The opposite problem: if weights are large or activation derivatives are greater than 1, gradients grow exponentially. By the time gradients reach early layers, they’re enormous—so large that weight updates drastically overshoot and destabilize training.

When gradients explode, the loss diverges rather than converging. Weights become NaN (not a number) after a few updates. Training collapses. This is especially problematic in recurrent networks, where gradients are backpropagated through many time steps.

Both problems stem from the same root cause: deep networks involve composing many transformations, and the chain rule multiplies gradients across all of them. Without careful design, this multiplication causes numerical instability.

Learning Rates: Stability vs Speed

The learning rate $\eta$ is the single most important hyperparameter in training. It controls how much to change weights per gradient update:

w \leftarrow w - \eta \frac{\partial L}{\partial w}

Too large: Updates overshoot the minimum, causing the loss to diverge. Training is unstable. Weights oscillate wildly or blow up to infinity.

Too small: Updates barely move, and training is extremely slow. The network takes millions of iterations to converge. You might run out of patience or compute before reaching a good solution.

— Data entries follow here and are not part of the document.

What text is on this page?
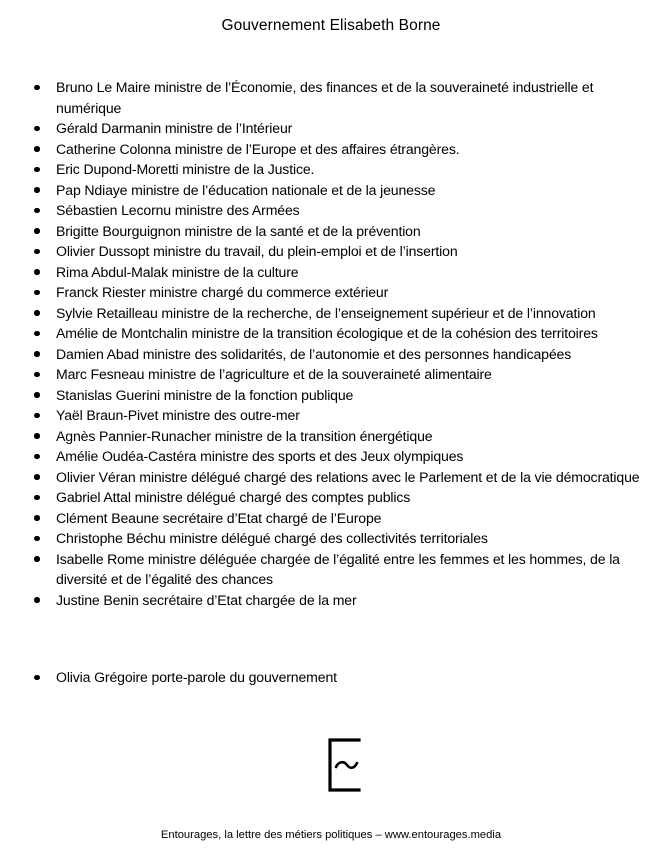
Gouvernement Elisabeth Borne
Bruno Le Maire ministre de l’Économie, des finances et de la souveraineté industrielle et numérique
Gérald Darmanin ministre de l’Intérieur
Catherine Colonna ministre de l’Europe et des affaires étrangères.
Eric Dupond-Moretti ministre de la Justice.
Pap Ndiaye ministre de l’éducation nationale et de la jeunesse
Sébastien Lecornu ministre des Armées
Brigitte Bourguignon ministre de la santé et de la prévention
Olivier Dussopt ministre du travail, du plein-emploi et de l’insertion
Rima Abdul-Malak ministre de la culture
Franck Riester ministre chargé du commerce extérieur
Sylvie Retailleau ministre de la recherche, de l’enseignement supérieur et de l’innovation
Amélie de Montchalin ministre de la transition écologique et de la cohésion des territoires
Damien Abad ministre des solidarités, de l’autonomie et des personnes handicapées
Marc Fesneau ministre de l’agriculture et de la souveraineté alimentaire
Stanislas Guerini ministre de la fonction publique
Yaël Braun-Pivet ministre des outre-mer
Agnès Pannier-Runacher ministre de la transition énergétique
Amélie Oudéa-Castéra ministre des sports et des Jeux olympiques
Olivier Véran ministre délégué chargé des relations avec le Parlement et de la vie démocratique
Gabriel Attal ministre délégué chargé des comptes publics
Clément Beaune secrétaire d’Etat chargé de l’Europe
Christophe Béchu ministre délégué chargé des collectivités territoriales
Isabelle Rome ministre déléguée chargée de l’égalité entre les femmes et les hommes, de la diversité et de l’égalité des chances
Justine Benin secrétaire d’Etat chargée de la mer
Olivia Grégoire porte-parole du gouvernement
Entourages, la lettre des métiers politiques – www.entourages.media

The optimal learning rate balances speed and stability: large enough to make progress quickly, small enough to not overshoot. But this optimal rate changes during training. Early on, when the network is far from a good solution, large steps are safe. Later, when approaching a minimum, smaller steps are needed for fine-tuning.

Learning Rate Schedules:

Instead of using a fixed learning rate, schedules reduce it over time:

Step decay: Reduce $\eta$ by a factor (e.g., 0.1) at fixed intervals (e.g., every 30 epochs).
Exponential decay: Reduce $\eta$ by a constant factor each epoch: $\eta_t = \eta_0 e^{-kt}$
Cosine annealing: Vary $\eta$ following a cosine curve, sometimes with restarts.

These schedules allow the network to make large steps initially (fast progress) and small steps later (precise convergence).

Warmup:

Starting with a very small learning rate for the first few epochs, then increasing to the target rate. Warmup prevents instability early in training when weights are far from optimal and gradients might be noisy or large.

Finding the right learning rate is often trial and error. A common heuristic: start with a small rate (e.g., $10^{-3}$ ), increase by 10x until the loss diverges, then back off to the largest stable rate.

Modern Optimizers: Momentum and Adam

Vanilla gradient descent updates weights directly using gradients. Modern optimizers enhance this with mechanisms that smooth out noise, adapt learning rates per parameter, and accelerate convergence.

Momentum:

Momentum accumulates a velocity vector that smooths gradient updates:

v_t = \beta v_{t-1} + \nabla L

w \leftarrow w - \eta v_t

Where $\beta$ (typically 0.9) controls how much past gradients influence current updates. Momentum reduces oscillations in directions with high variance and accelerates in consistent directions—like a ball rolling downhill, gaining speed in consistent directions.

Momentum helps when gradients are noisy (mini-batch training) or when the loss surface has valleys. It smooths out updates and often converges faster than vanilla SGD.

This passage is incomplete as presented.